J’en ai fait la grande cause de l'élection présidentielle. Je renouerai avec la promesse républicaine, avec le rêve français, celui qui permet à chaque génération de vivre mieux que la précédente. Ce sont les forces de la jeunesse qui mettent l’histoire en mouvement. Ils étaient nombreux à avoir vingt ans, parfois moins et ils ont changé le monde : les soldats français, qui sauvèrent la Révolution en 1792 au pied du Moulin de Valmy. Ils avaient vingt ans, les jeunes Parisiens qui montèrent les barricades des mouvements populaires du dix neuvième siècle, pour imposer à force d’obstination la République. Ils avaient souvent vingt ans aussi, les étudiants qui furent les premiers à organiser une manifestation dans la France occupée et aussi ces maquisards, ces résistants, qui, avec peu de moyens, au prix souvent de leur vie, ont fait tomber la barbarie nazie et ont fait naître la France du Conseil national de la Résistance, son programme social et les réalisations qui ont changé à jamais notre République.
Et en 1968, c’est l’énergie de la jeunesse encore qui permit de débloquer une société figée. Ils avaient aussi 20 ans, ceux qui se sont levés pour faire reculer les dictatures par delà la Méditerranée. Ce sont les forces de la jeunesse que j’appelle à se mobiliser, à s’organiser pour porter le changement au pouvoir en France et dans le monde dès 2012.
Notre rêve, c'est celui de la république, dont le drapeau doit être relevé... mais souvenez-vous ce que disait Jaurès. Le rêve que je vous propose ne sera, comme disait Jaurès, ni un rêve décevant ni un rêve affaiblissant :
• C’est une action à conduire
• C’est une raison à éduquer
• C’est une justice à retrouver
Votre génération rencontre plus de difficultés que la mienne. J'ai la conviction profonde que la clé du redressement de notre pays se trouve dans sa jeunesse. C'est en s'adressant à elle que nous rassemblerons tous les Français, autour d'un destin commun. Quoi de plus fort que de se réunir tous ensemble pour offrir une vie meilleure à nos enfants ?
C’est avec cette volonté que nous lutterons contre la montée de l’Extrême-droite en Europe. Le projet que je présenterai aux Français sera fondé sur trois grands engagements : redresser la France, restaurer la justice et retrouverl’espérance.
L’urgence, c’est l’insertion professionnelle. Je ne peux pas admettre le décrochage scolaire, la relégation sociale, la marginalisation. Aucun jeune de 16 à 18 ans ne doit être sans solution. C’est une nouvelle obligation qui s’imposera à la société par rapport à ses enfants. Une formation, une alternance, il y aura nécessairement réponse à chaque situation individuelle. Au delà de 18 ans, c’est la construction d’un parcours d’autonomie qui sera proposée. Tous les jeunes n’ont pas les mêmes problèmes, tous ne connaissent pas les mêmes réalités - on ne vit pas sa jeunesse de la même façon à Neuilly et dans le quartier du Neuhof à Strasbourg - mais partout on partage le sentiment que le renouvellement des générations est sans cesse repoussé.

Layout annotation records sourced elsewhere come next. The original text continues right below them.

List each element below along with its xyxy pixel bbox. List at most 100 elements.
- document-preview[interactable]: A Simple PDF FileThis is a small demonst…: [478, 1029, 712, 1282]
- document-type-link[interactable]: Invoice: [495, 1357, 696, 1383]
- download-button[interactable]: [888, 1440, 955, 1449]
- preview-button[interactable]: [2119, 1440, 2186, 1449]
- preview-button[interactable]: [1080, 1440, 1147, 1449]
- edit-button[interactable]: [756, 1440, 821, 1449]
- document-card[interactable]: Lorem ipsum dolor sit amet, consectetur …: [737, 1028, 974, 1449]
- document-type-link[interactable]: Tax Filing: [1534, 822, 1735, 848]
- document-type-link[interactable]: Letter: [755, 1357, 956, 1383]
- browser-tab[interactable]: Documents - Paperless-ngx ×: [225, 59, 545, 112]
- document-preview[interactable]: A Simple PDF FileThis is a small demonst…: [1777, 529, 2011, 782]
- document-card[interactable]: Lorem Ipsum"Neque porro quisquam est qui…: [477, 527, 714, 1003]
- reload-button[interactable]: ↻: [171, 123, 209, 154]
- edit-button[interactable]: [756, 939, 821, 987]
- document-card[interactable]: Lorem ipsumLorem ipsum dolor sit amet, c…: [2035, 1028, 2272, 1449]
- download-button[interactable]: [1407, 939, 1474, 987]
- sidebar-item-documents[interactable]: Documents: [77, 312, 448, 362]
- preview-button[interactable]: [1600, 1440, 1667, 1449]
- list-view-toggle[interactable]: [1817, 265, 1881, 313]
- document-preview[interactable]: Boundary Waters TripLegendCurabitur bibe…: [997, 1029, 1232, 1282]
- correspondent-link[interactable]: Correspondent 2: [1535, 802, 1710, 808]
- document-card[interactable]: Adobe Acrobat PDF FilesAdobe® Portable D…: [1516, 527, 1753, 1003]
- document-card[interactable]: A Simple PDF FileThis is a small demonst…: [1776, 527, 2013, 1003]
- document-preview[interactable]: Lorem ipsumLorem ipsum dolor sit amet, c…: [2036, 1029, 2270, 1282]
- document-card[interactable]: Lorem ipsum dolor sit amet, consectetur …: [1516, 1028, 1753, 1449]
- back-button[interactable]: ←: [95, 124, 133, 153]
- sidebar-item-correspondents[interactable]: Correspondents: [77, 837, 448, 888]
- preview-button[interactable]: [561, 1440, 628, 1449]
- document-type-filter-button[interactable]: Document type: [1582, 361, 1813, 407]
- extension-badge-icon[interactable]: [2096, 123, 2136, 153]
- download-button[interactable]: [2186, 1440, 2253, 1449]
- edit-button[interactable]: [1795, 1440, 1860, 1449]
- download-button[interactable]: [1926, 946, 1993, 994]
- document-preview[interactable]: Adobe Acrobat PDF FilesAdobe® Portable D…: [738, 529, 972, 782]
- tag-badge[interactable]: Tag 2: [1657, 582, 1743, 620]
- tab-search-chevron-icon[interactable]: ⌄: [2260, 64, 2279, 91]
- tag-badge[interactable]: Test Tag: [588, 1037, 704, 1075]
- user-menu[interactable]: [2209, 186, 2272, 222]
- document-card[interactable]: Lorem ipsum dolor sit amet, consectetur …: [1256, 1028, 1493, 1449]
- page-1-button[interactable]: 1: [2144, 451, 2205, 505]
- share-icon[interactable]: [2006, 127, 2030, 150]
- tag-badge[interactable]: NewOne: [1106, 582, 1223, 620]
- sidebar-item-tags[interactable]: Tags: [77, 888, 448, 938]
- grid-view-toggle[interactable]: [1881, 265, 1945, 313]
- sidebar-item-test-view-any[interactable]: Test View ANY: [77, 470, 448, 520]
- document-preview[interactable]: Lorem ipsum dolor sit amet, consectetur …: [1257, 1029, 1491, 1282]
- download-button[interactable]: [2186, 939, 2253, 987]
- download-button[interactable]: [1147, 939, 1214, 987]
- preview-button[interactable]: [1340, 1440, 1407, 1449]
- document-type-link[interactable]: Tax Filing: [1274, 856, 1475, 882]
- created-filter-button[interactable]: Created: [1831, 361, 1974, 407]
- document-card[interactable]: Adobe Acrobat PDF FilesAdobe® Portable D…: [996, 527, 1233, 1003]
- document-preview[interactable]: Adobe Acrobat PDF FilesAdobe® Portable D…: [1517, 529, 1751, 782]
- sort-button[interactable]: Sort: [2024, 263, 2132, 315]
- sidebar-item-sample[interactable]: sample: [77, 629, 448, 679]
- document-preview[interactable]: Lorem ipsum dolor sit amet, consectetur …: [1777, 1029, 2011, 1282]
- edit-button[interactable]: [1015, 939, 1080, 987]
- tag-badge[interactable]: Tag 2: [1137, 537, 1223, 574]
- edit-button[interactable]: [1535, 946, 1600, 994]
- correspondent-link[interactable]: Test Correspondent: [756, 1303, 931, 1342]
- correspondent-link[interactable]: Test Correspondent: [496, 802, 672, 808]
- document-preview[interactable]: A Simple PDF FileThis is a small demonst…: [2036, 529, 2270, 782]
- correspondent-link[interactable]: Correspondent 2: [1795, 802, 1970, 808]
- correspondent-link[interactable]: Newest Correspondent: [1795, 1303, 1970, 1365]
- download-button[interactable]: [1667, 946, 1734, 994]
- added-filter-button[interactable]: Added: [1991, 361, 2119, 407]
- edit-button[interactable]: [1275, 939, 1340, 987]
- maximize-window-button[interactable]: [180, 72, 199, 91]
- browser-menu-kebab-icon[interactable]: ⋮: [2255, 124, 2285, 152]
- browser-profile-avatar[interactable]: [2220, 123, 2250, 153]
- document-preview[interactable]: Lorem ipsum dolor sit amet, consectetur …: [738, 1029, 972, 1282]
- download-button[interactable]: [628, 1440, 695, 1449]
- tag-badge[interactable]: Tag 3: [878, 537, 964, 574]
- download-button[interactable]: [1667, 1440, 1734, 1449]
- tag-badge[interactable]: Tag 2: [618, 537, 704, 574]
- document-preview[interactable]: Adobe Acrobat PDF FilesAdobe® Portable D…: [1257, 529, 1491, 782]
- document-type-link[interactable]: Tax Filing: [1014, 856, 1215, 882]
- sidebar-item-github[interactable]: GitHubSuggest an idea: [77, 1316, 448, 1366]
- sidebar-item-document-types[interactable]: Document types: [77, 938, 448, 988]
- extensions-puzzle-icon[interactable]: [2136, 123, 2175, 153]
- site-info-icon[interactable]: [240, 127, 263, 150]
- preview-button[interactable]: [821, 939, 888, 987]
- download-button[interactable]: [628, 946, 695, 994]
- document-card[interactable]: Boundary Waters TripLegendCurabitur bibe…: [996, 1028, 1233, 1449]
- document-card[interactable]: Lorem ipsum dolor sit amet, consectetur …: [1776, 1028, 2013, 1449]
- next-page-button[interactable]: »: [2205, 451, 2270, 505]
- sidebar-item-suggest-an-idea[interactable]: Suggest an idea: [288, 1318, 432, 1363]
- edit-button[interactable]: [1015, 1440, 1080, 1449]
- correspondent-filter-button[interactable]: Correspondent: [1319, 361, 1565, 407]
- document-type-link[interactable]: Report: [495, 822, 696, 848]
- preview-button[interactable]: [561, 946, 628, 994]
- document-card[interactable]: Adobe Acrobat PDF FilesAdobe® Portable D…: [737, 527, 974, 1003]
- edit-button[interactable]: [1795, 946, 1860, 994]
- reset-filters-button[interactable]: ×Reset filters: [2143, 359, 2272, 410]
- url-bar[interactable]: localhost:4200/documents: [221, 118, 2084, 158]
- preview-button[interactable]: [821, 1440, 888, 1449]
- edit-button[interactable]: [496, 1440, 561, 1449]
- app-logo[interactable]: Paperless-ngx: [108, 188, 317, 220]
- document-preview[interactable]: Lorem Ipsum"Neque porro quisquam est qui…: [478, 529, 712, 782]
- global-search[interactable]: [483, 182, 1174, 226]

Ce que veulent les jeunes ce n’est pas l’assistanat, mais l’autonomie. Ce parcours d’autonomie concernera les étudiants et les jeunes en formation avec de meilleures garanties contre la précarité pour les jeunes les plus en difficultés, avec les emplois d’avenir dont la durée des contrats et les modalités devront être individualisées pour en faire des instruments efficaces d’insertion à moindre coût pour la collectivité.
Aujourd’hui 1 jeune sur 4 est en emploi aidé. L’intérim et le CDD sont désormais la seule condition pour les jeunes quand ils entrent sur le marché du travail. D’ou l’idée le contrat de génération, cette belle idée qui consiste à inciter puissamment des employeurs à garder des séniors dans l’emploi et à embaucher des jeunes en CDI permettant ainsi la transmission des savoirs et des savoir-faire entre les générations dans nos entreprises. Ce dispositif n’est pas un effet d’aubaine, il ne coutera rien de plus. Ce sera une contrepartie aux 25 milliards d’exonérations de cotisations accordées aujourd'hui aux employeurs sans conditions. Rien ne sera possible sans une grande ambition éducative.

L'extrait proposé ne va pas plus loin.